Finance Minister Nirmala Sitharaman tabled the revised Income Tax Bill 2025, in the Lok Sabha today (11 August). The Bill, which is being referred to as Income Tax Laws (Amendment) Bill, 2025 now will set the stage for a major tax overhaul of India’s decades old existing tax laws, the Income Tax Act of 1961.
The new Bill intends to replace the current laws by bringing in a shorter and simpler version of tax laws without overhauling any tax rates that the existing law stipulates.
In that respect, one of the biggest shifts is structural. The Bill aims to cut the law’s length almost in half, from 5.12 lakh words to 2.6 lakh, and trim sections from 819 to 536.
It also proposes merging the current concepts of “previous year” and “assessment year” into a single “tax year,” so income earning and tax filing happen in the same period.
The Bill also promises a better digital-first approach that would further paperless processes and streamline compliance for taxpayers of modern India.
To find and suggest revisions in the ITB 2025, the government had set up a Lok Sabha Parliamentary committee which gave some key recommendations, majority of which are being incorporated in the revised draft.
These include extended deductions for homeowners, exemptions for small taxpayers below the taxable limit, and clearer provisions for research-heavy and eco-friendly businesses.
The Bill also addresses one area that drew confusion in its earlier draft, the definition of “relative” for the purpose of tax-free gifts. The revised wording makes it clear: a relative includes any lineal ascendant or descendant, whether maternal or paternal. This is expected to end the ambiguity around gift taxation from family members.

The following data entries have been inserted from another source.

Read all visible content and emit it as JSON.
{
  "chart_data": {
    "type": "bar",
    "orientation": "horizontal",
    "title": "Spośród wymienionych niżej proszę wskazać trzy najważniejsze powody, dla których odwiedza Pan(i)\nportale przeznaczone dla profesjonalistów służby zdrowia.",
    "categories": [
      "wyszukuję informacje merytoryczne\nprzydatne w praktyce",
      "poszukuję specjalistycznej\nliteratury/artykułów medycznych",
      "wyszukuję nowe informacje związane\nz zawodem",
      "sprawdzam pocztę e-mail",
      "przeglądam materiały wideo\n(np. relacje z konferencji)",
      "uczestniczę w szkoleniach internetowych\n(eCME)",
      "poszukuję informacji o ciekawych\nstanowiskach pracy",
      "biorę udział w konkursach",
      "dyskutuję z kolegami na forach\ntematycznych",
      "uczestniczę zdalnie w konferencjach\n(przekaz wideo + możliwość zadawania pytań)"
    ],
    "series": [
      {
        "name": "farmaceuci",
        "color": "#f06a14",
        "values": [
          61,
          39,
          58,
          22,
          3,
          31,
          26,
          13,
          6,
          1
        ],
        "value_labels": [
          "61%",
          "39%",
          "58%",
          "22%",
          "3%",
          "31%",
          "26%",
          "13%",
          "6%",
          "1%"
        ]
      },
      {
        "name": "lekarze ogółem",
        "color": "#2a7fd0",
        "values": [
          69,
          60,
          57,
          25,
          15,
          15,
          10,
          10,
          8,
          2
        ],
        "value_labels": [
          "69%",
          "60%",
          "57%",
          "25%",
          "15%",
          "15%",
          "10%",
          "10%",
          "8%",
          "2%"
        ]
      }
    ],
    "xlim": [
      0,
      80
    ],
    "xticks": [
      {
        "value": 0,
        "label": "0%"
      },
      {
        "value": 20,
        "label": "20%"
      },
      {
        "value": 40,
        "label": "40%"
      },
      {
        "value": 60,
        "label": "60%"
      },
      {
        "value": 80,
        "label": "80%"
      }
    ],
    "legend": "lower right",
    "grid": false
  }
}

Another earlier provision, which would have made it mandatory to file a return to claim a refund, even for those below the basic exemption limit but with TDS deducted, remains under discussion, with concerns flagged by experts about its impact on low-income taxpayers.
It is important for taxpayers to know that tax rates and slabs remain untouched for now. Earlier, the income tax department had clarified that this Income Tax Bill is only expected to only simplify compliance and make tax litigation anti-tax-avoidance for the citizens.
The Bill will now go through a parliamentary debate before it can be passed. The government intends to roll out the new laws by April 2026, i.e., the next ‘tax year’.